Picture obtained from https://pxhere.com/
Glycine max (Williams 92 Genome Assembly) indexing
#!/bin/tcsh
#BSUB -J starindices_Soy_CCV-1 #job name
#BSUB -n 12 #number of nodes
#BSUB -W 2:0 #time for job to complete
#BSUB -o starindices.out.%J #output file
#BSUB -e starindices.err.%J #error file
# For running star to generate genome index
# Run in working directory /share/bitcpt/S23/cacofre/Portfolio
# Must run this in working directory with subdirectory named starindices/
set STAR=/usr/local/usrapps/bitcpt/star/bin/STAR
set IN=/share/bitcpt/S23/referenceGenomes/Portfolios/Glycine_max_Wm82-ISU01_v2/
${STAR} --runThreadN 12 --runMode genomeGenerate --genomeSAindexNbases 13 --genomeDir starindices/ --genomeFastaFiles ${IN}/glyma.Wm82_ISU01.gnm2.JFPQ.genome_main.fna --sjdbGTFfile ${IN}/glyma.Wm82_ISU01.gnm2.ann1.FGFB.gene_models_main.AGAT.gtf --sjdbOverhang 100
Set Variables
set STAR=/usr/local/usrapps/bitcpt/star/bin/STAR
Command set defines variable STAR to be (=) the path to the user maintained software
set IN=/share/bitcpt/S23/referenceGenomes/Soy/Glycine_max_Lee_v2/
Command set defines variable IN to be (=) the path to the reference genome
Command Options Breakdown
${STAR}
this is the command to run star software
It calls the preset variable 'STAR'
--runThreadN 12
set the number of threads, must match #BSUB -n value. Hazel maximum is 12!
--runMode genomeGenerate
STAR can do genome indexing and alignment. Here we're telling STAR that we want to index the genome.
--genomeSAindexNbases 13
default: 14
int: length (bases) of the SA pre-indexing string. Typically between 10 and 15. Longer strings will use much more memory, but allow faster searches. For small genomes, the parameter –genomeSAindexNbases must be scaled down to min(14, log2(GenomeLength)/2 - 1).
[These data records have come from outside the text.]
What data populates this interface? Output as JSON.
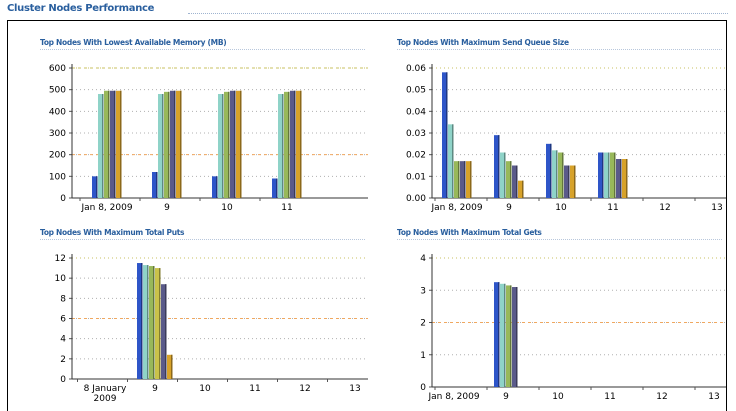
{
  "page": {
    "title": "Cluster Nodes Performance"
  },
  "colors": [
    "#2e55c8",
    "#8fd3c8",
    "#98b85a",
    "#5a5a8a",
    "#d7a22a"
  ],
  "chart_data": [
    {
      "id": "memory",
      "type": "bar",
      "title": "Top Nodes With Lowest Available Memory (MB)",
      "categories": [
        "Jan 8, 2009",
        "9",
        "10",
        "11"
      ],
      "series": [
        {
          "values": [
            100,
            120,
            100,
            90
          ]
        },
        {
          "values": [
            480,
            480,
            480,
            480
          ]
        },
        {
          "values": [
            495,
            490,
            490,
            490
          ]
        },
        {
          "values": [
            495,
            495,
            495,
            495
          ]
        },
        {
          "values": [
            495,
            495,
            495,
            495
          ]
        }
      ],
      "ylim": [
        0,
        600
      ],
      "yticks": [
        "0",
        "100",
        "200",
        "300",
        "400",
        "500",
        "600"
      ],
      "grid": true
    },
    {
      "id": "sendqueue",
      "type": "bar",
      "title": "Top Nodes With Maximum Send Queue Size",
      "categories": [
        "Jan 8, 2009",
        "9",
        "10",
        "11",
        "12",
        "13"
      ],
      "series": [
        {
          "values": [
            0.058,
            0.029,
            0.025,
            0.021,
            0,
            0
          ]
        },
        {
          "values": [
            0.034,
            0.021,
            0.022,
            0.021,
            0,
            0
          ]
        },
        {
          "values": [
            0.017,
            0.017,
            0.021,
            0.021,
            0,
            0
          ]
        },
        {
          "values": [
            0.017,
            0.015,
            0.015,
            0.018,
            0,
            0
          ]
        },
        {
          "values": [
            0.017,
            0.008,
            0.015,
            0.018,
            0,
            0
          ]
        }
      ],
      "ylim": [
        0,
        0.06
      ],
      "yticks": [
        "0.00",
        "0.01",
        "0.02",
        "0.03",
        "0.04",
        "0.05",
        "0.06"
      ],
      "grid": true
    },
    {
      "id": "puts",
      "type": "bar",
      "title": "Top Nodes With Maximum Total Puts",
      "categories": [
        "8 January\n2009",
        "9",
        "10",
        "11",
        "12",
        "13"
      ],
      "series": [
        {
          "values": [
            0,
            11.5,
            0,
            0,
            0,
            0
          ]
        },
        {
          "values": [
            0,
            11.3,
            0,
            0,
            0,
            0
          ]
        },
        {
          "values": [
            0,
            11.2,
            0,
            0,
            0,
            0
          ]
        },
        {
          "values": [
            0,
            11.0,
            0,
            0,
            0,
            0
          ]
        },
        {
          "values": [
            0,
            9.4,
            0,
            0,
            0,
            0
          ]
        },
        {
          "values": [
            0,
            2.4,
            0,
            0,
            0,
            0
          ]
        }
      ],
      "ylim": [
        0,
        12
      ],
      "yticks": [
        "0",
        "2",
        "4",
        "6",
        "8",
        "10",
        "12"
      ],
      "grid": true
    },
    {
      "id": "gets",
      "type": "bar",
      "title": "Top Nodes With Maximum Total Gets",
      "categories": [
        "Jan 8, 2009",
        "9",
        "10",
        "11",
        "12",
        "13"
      ],
      "series": [
        {
          "values": [
            0,
            3.25,
            0,
            0,
            0,
            0
          ]
        },
        {
          "values": [
            0,
            3.2,
            0,
            0,
            0,
            0
          ]
        },
        {
          "values": [
            0,
            3.15,
            0,
            0,
            0,
            0
          ]
        },
        {
          "values": [
            0,
            3.1,
            0,
            0,
            0,
            0
          ]
        }
      ],
      "ylim": [
        0,
        4
      ],
      "yticks": [
        "0",
        "1",
        "2",
        "3",
        "4"
      ],
      "grid": true
    }
  ]
}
set to star manual's recommendation for Soy genome size
Wolframalpha link shows math where ~1015016903 is Soy genome size:
The theoretical genome length of Soy is 1.1 Gb, so log2(1015016903)/2-1 = ~13.9 , always best to round (down) to the nearest whole number (13).
--genomeDir starindices/
Tell STAR where to write the output
--genomeFastaFiles ${IN}/glymaa.Lee.gnm2.K7BV.genome_main.fna
Tell STAR where the genome assembly file(s) are
--sjdbGTFfile ${IN}/glyma.Lee.gnm2.ann1.1FNT.gene_models_main.AGAT.gtf
Tell STAR where the annotation file is
--sjdbOverhang 100
Length of RNA-seq reads - 1. However, from the manual: In most cases, the default value of 100 will work as well as the ideal value.
If the job is successfully completed, no message will appear when using the command: "more starindices.err.XXXXX", whereas the "succesfully completed" message will appear when checking the starindices.out.XXXXX file.